I am currently improving our editor/debugger (just finished painting globals purple :-) ) and my current task is to improve the source lookup.

Currently the lookup is based on the sourcename alone. This is usually OK but we have several cases where it is possible that different versions of the same file is loaded in the interpreter. Or the source in the interpreter is very old, our application can literally run for months. The most obvious case of a source/interpreter conflict is when a programmer mode changes/fixes without restarting the program (= restarting the machine).

So what I like to do is to store a hash of the source file which is then provided with the lua_Debug information. Once I am debugging a file I can use the hash to double check if the file that the editor is showing is really the one that the interpreter runs.
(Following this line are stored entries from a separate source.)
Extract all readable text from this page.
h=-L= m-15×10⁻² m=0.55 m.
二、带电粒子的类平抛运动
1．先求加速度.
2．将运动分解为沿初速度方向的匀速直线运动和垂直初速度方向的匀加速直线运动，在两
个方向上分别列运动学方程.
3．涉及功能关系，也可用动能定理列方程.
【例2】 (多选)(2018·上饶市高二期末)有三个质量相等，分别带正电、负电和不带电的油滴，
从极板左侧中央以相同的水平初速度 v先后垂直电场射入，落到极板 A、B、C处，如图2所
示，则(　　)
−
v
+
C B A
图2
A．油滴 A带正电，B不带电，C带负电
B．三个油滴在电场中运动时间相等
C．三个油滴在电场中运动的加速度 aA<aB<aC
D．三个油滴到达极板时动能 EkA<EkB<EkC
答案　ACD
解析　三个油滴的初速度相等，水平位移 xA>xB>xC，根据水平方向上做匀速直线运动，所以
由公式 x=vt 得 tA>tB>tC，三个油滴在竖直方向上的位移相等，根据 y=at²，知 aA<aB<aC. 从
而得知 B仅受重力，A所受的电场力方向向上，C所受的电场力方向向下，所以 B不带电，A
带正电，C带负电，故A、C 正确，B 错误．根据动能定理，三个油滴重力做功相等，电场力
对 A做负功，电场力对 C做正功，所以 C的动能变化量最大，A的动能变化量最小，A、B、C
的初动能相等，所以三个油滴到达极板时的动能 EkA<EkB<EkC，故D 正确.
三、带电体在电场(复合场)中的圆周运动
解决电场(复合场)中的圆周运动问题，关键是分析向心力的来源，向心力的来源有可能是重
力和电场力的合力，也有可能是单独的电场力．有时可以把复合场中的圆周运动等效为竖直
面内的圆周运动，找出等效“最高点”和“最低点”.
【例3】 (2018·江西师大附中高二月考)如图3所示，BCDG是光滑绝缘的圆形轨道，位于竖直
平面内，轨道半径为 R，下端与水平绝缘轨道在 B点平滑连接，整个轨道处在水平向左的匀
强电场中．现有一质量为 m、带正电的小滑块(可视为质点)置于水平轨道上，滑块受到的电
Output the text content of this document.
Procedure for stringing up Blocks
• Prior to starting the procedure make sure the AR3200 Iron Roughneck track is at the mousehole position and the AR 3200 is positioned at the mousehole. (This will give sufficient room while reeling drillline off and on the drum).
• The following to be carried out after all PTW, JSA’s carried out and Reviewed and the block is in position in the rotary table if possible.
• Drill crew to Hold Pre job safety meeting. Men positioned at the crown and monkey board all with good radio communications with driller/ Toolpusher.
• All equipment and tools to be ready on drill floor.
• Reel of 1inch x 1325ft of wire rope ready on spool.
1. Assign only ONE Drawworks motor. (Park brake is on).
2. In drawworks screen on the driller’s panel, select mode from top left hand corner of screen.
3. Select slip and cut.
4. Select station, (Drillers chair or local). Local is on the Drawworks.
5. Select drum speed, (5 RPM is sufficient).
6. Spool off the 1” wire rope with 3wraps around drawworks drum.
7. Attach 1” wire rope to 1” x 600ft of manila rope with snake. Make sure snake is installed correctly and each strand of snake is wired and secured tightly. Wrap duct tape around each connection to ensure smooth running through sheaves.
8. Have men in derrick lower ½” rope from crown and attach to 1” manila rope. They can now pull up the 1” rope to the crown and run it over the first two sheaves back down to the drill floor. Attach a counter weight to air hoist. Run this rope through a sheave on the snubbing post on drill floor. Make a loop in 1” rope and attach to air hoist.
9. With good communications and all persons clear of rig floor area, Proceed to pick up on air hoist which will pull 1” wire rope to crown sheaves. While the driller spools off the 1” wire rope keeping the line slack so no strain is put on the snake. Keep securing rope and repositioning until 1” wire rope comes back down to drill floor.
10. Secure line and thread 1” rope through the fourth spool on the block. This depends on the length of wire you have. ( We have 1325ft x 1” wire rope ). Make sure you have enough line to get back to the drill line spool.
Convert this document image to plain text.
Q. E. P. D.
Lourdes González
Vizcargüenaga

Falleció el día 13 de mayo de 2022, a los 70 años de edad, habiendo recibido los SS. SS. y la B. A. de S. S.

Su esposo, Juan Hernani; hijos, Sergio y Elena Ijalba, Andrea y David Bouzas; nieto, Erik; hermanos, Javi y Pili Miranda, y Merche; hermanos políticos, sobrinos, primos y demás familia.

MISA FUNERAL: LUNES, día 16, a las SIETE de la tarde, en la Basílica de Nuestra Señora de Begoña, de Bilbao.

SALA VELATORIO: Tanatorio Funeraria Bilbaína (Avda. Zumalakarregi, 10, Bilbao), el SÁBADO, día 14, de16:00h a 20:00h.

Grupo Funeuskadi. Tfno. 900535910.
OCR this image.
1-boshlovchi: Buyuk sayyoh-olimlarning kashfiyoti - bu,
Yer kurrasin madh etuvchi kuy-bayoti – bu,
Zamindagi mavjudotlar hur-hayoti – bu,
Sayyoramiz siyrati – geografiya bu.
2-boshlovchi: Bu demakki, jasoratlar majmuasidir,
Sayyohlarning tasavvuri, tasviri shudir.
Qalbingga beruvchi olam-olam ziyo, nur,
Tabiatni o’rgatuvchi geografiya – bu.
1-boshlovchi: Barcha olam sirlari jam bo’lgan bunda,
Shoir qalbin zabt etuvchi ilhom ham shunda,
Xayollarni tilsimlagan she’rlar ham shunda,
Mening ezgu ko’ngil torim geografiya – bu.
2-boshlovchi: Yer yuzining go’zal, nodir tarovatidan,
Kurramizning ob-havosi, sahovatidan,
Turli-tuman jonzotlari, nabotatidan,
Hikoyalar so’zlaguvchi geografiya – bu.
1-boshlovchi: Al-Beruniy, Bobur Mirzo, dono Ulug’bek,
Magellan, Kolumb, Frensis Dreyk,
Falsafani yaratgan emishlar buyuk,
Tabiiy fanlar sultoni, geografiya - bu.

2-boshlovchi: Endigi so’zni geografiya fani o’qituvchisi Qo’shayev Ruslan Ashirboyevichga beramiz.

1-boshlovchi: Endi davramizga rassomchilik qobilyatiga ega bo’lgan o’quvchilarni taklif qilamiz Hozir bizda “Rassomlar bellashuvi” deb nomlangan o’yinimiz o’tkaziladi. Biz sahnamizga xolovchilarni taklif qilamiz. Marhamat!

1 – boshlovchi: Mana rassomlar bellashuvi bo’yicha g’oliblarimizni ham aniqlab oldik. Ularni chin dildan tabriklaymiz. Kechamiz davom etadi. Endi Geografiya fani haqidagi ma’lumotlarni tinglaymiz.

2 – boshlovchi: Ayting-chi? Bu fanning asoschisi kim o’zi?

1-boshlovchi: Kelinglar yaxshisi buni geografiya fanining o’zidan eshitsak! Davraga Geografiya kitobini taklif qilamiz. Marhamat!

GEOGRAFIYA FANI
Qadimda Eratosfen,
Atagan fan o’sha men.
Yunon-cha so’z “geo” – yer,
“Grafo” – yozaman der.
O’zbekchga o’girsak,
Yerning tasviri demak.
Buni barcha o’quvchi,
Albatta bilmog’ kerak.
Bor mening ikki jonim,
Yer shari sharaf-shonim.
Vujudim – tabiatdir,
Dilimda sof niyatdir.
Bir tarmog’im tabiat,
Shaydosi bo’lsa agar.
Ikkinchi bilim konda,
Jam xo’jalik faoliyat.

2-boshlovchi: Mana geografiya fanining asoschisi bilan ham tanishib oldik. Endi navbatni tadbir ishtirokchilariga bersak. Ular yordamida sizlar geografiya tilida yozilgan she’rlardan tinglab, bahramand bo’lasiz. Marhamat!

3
I am then able to warn the user or show a "source not found" error.

As I see it I need to add and receive the hash at exactly the same places as the source-name that would be in the "Proto" struct field "source". Now what I thought, as the two always go together, I could actually store the hash inside the source variable. I would than have the advantage of being backwards and forward compatible that is: I could load compiled Lua code from a patched parser into an unpatched interpreter, and I could load Lua code from an unpatched parser into a patched interpreter.

My idea is, as a Lua string may have \0 within the string, I could just add the hash behind the name like:
"@mysource.lua\0THEHASHGOESHERE"

As the length of the string is stored, my patched interpreter will find out if there is a hash or not, on the other hand a old interpreter will simply return the char* pointer of to the name, which is from a C/C++ point of view still the same as before.

It will break the comparability of old interpreters using the Lua debug library (not the C debug API), but we are not using the Lua debug library anyway only the API.

So what do you think? Are there any incompatibilities I don't see? I am open to any input.